First, sexual fantasies are some of the most forceful powers driving the human life. They can very much occupy the mind. They’re strong. (And just in order that this doesn’t sound like some confession  only about my own experience: I have looked at the stats, I have talked to friends, and I have read the reports).
Now, most christian lifestyles regulate sexual behaviour to quite some degree. Can’t our subconscious craving for sex manipulate our reasoning about faith? Aldous Huxley, for example, admitted: “For myself, the philosophy of meaningless was essentially an instrument of liberation, sexual and political.”

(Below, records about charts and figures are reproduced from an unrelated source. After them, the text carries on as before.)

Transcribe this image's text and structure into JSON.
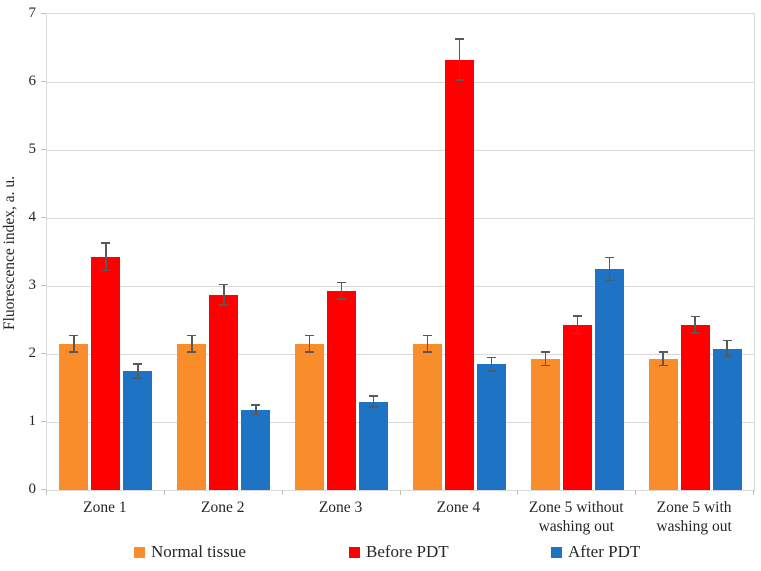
{
  "chart_data": {
    "type": "bar",
    "title": "",
    "xlabel": "",
    "ylabel": "Fluorescence index, a. u.",
    "ylim": [
      0,
      7
    ],
    "yticks": [
      0,
      1,
      2,
      3,
      4,
      5,
      6,
      7
    ],
    "grid": true,
    "legend_position": "bottom",
    "categories": [
      "Zone 1",
      "Zone 2",
      "Zone 3",
      "Zone 4",
      "Zone 5 without washing out",
      "Zone 5 with washing out"
    ],
    "series": [
      {
        "name": "Normal tissue",
        "color": "#F98C2B",
        "values": [
          2.15,
          2.15,
          2.15,
          2.15,
          1.93,
          1.93
        ],
        "errors": [
          0.12,
          0.12,
          0.12,
          0.12,
          0.1,
          0.1
        ]
      },
      {
        "name": "Before PDT",
        "color": "#FE0000",
        "values": [
          3.43,
          2.87,
          2.93,
          6.33,
          2.43,
          2.43
        ],
        "errors": [
          0.2,
          0.15,
          0.12,
          0.3,
          0.13,
          0.12
        ]
      },
      {
        "name": "After PDT",
        "color": "#1E73C4",
        "values": [
          1.75,
          1.18,
          1.3,
          1.85,
          3.25,
          2.08
        ],
        "errors": [
          0.1,
          0.07,
          0.08,
          0.1,
          0.17,
          0.12
        ]
      }
    ],
    "error_bar_color": "#595959",
    "gridline_color": "#d9d9d9",
    "axis_color": "#bfbfbf",
    "text_color": "#262626"
  }
}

Second, many people have trouble living their sex life the way they would like to. The “fire of the night” has them under complete control. Christianity offers an answer to this feeling of being at the mercy of an untamed “dragon of desire” in that it offers an alternative to the anarchism of “free love”. Christianity offers some time-honoured rules (doesn’t matter whether they’re the best rules or not – as long as they are rules), together with a community affirming those rules (though often only affirming instead of living them, but still…) along with a community who offers support on these issues.

The two points point in opposite directions but I guess the first point is the more salient one. Maybe I can deepen the reflection on these issues in some later post. If you have any opinion, please comment. Are doubts about Christianity just a disguised craving for less sexual boundaries?